JAKARTA, Cobisnis.com – Optimisme terhadap potensi keuntungan dari kecerdasan buatan (AI) telah mendorong pasar saham Amerika Serikat ke rekor tertinggi. Namun, para investor kini mulai waspada terhadap sejumlah risiko yang bisa mengganggu tren positif tersebut.
AI menjadi tema dominan di Wall Street sejak peluncuran ChatGPT pada November 2022, yang memicu euforia terhadap potensi teknologi ini. Strategi Citigroup memperkirakan hampir 50% dari total kapitalisasi pasar S&P 500 senilai sekitar USD 57 triliun memiliki eksposur “tinggi” atau “menengah” terhadap AI. Indeks S&P 500 tercatat naik 13% sepanjang tahun ini, sementara Nasdaq Composite yang sarat saham teknologi naik 17%.

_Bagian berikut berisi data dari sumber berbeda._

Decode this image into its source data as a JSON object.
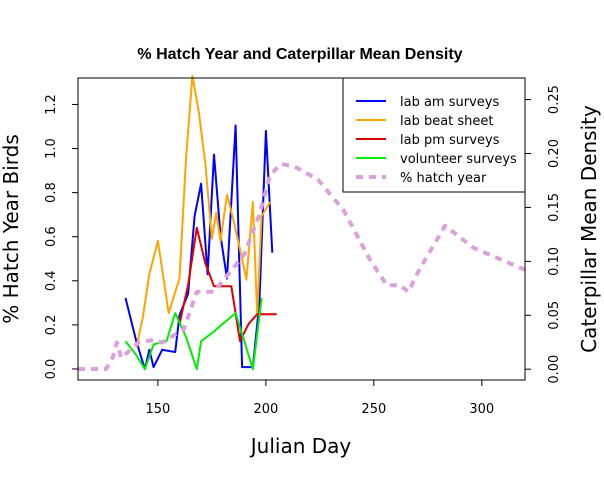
{
  "chart_data": {
    "type": "line",
    "title": "% Hatch Year and Caterpillar Mean Density",
    "xlabel": "Julian Day",
    "ylabel_left": "% Hatch Year Birds",
    "ylabel_right": "Caterpillar Mean Density",
    "xlim": [
      113,
      320
    ],
    "ylim_left": [
      -0.05,
      1.32
    ],
    "ylim_right": [
      -0.01,
      0.27
    ],
    "xticks": [
      "150",
      "200",
      "250",
      "300"
    ],
    "yticks_left": [
      "0.0",
      "0.2",
      "0.4",
      "0.6",
      "0.8",
      "1.0",
      "1.2"
    ],
    "yticks_right": [
      "0.00",
      "0.05",
      "0.10",
      "0.15",
      "0.20",
      "0.25"
    ],
    "grid": false,
    "legend_position": "top-right",
    "series": [
      {
        "name": "lab am surveys",
        "color": "#0000ff",
        "axis": "right",
        "x": [
          135,
          140,
          144,
          146,
          148,
          152,
          158,
          160,
          164,
          167,
          170,
          173,
          176,
          179,
          182,
          186,
          189,
          192,
          194,
          197,
          200,
          203
        ],
        "y": [
          0.066,
          0.026,
          0.0,
          0.018,
          0.002,
          0.018,
          0.016,
          0.05,
          0.07,
          0.142,
          0.172,
          0.088,
          0.199,
          0.124,
          0.084,
          0.226,
          0.002,
          0.002,
          0.002,
          0.062,
          0.221,
          0.108
        ]
      },
      {
        "name": "lab beat sheet",
        "color": "#ffa500",
        "axis": "right",
        "x": [
          140,
          143,
          146,
          150,
          155,
          160,
          163,
          166,
          169,
          172,
          175,
          177,
          179,
          182,
          185,
          188,
          191,
          194,
          196,
          198,
          202
        ],
        "y": [
          0.02,
          0.048,
          0.088,
          0.119,
          0.052,
          0.084,
          0.195,
          0.272,
          0.238,
          0.19,
          0.121,
          0.145,
          0.119,
          0.162,
          0.138,
          0.111,
          0.083,
          0.155,
          0.05,
          0.142,
          0.155
        ]
      },
      {
        "name": "lab pm surveys",
        "color": "#dd0000",
        "axis": "right",
        "x": [
          160,
          164,
          168,
          172,
          176,
          180,
          184,
          188,
          192,
          196,
          200,
          205
        ],
        "y": [
          0.042,
          0.078,
          0.131,
          0.098,
          0.077,
          0.077,
          0.077,
          0.026,
          0.042,
          0.051,
          0.051,
          0.051
        ]
      },
      {
        "name": "volunteer surveys",
        "color": "#00ee00",
        "axis": "right",
        "x": [
          135,
          140,
          144,
          148,
          154,
          158,
          163,
          168,
          170,
          176,
          180,
          186,
          190,
          194,
          198
        ],
        "y": [
          0.026,
          0.013,
          0.0,
          0.023,
          0.026,
          0.052,
          0.03,
          0.0,
          0.026,
          0.035,
          0.042,
          0.052,
          0.026,
          0.0,
          0.066
        ]
      },
      {
        "name": "% hatch year",
        "color": "#dda0dd",
        "axis": "left",
        "dashed": true,
        "x": [
          113,
          126,
          129,
          131,
          133,
          141,
          147,
          152,
          162,
          168,
          176,
          190,
          197,
          202,
          207,
          213,
          224,
          236,
          248,
          256,
          262,
          266,
          271,
          283,
          296,
          320
        ],
        "y": [
          0.0,
          0.0,
          0.05,
          0.12,
          0.05,
          0.12,
          0.13,
          0.12,
          0.18,
          0.35,
          0.35,
          0.52,
          0.7,
          0.88,
          0.93,
          0.92,
          0.86,
          0.72,
          0.5,
          0.38,
          0.38,
          0.35,
          0.45,
          0.65,
          0.55,
          0.45
        ]
      }
    ]
  }
}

“So much of what is holding up the markets is either directly or indirectly related to that trade,” ujar Yung-Yu Ma, Kepala Strategi Investasi di PNC Financial Services Group. Namun, saham-saham teknologi yang terkait AI beberapa kali mengalami penurunan, seperti saat munculnya model AI murah dari China, Deepseek, yang sempat mengguncang pasar pada awal tahun.
Meskipun tren AI kembali pulih, beberapa analis tetap berhati-hati. “Peluang di sini besar, tapi semuanya tergantung pada seberapa realistis ekspektasi pasar,” kata Steve Lowe dari Thrivent Financial. Ia menilai sebagian besar valuasi sudah mencerminkan pertumbuhan yang sangat tinggi, sehingga risiko koreksi tetap ada.
FOKUS PADA PENGELUARAN MODAL (CAPEX)
Investasi besar-besaran dalam infrastruktur AI menjadi perhatian utama investor. Menurut Barclays, pengeluaran modal dari perusahaan “hyperscalers” seperti Microsoft, Amazon, Alphabet, Meta, dan Oracle diperkirakan akan mendekati USD 500 miliar per tahun pada 2027, dua kali lipat dari 2024.
Investor khawatir jika laju investasi ini tidak sebanding dengan pertumbuhan pendapatan. “Yang perlu diperhatikan adalah apakah mereka menghabiskan uang lebih cepat dari pertumbuhan mereka sendiri,” kata Michael Arone dari State Street Investment Management.
Sementara itu, Garrett Melson dari Natixis Investment Managers menilai risiko terbesar justru ada pada “kurangnya investasi”, bukan berlebihan, karena perlambatan belanja bisa menghambat ekspansi AI.
Selain itu, muncul kekhawatiran atas hubungan finansial yang terlalu erat antarperusahaan AI, seperti investasi Nvidia sebesar USD 100 miliar di OpenAI, yang bisa menciptakan risiko sistemik.
TANTANGAN INFRASTRUKTUR DAN KEUNTUNGAN JANGKA PANJANG
Analis Barclays menyoroti potensi keterbatasan infrastruktur energi untuk mendukung pusat data AI sebagai salah satu tantangan utama. “Masalah pasokan listrik adalah faktor pembatas paling penting,” ujar Venu Krishna, Kepala Strategi Ekuitas AS di Barclays.
Investor juga akan memantau apakah permintaan terhadap AI mulai menurun atau investasi besar-besaran tidak menghasilkan keuntungan sesuai harapan. “Jika kebutuhan AI ternyata tidak sebesar yang diperkirakan, pasar bisa bereaksi negatif,” kata Yung-Yu Ma dari PNC.
Patrick Ryan dari Madison Investments menambahkan bahwa hingga kini, belum banyak bukti nyata peningkatan pendapatan dan produktivitas dari AI. “Kalau nanti terbukti semua investasi ini tidak membawa hasil nyata, itu bisa jadi pemicu besar bagi koreksi pasar,” ujarnya.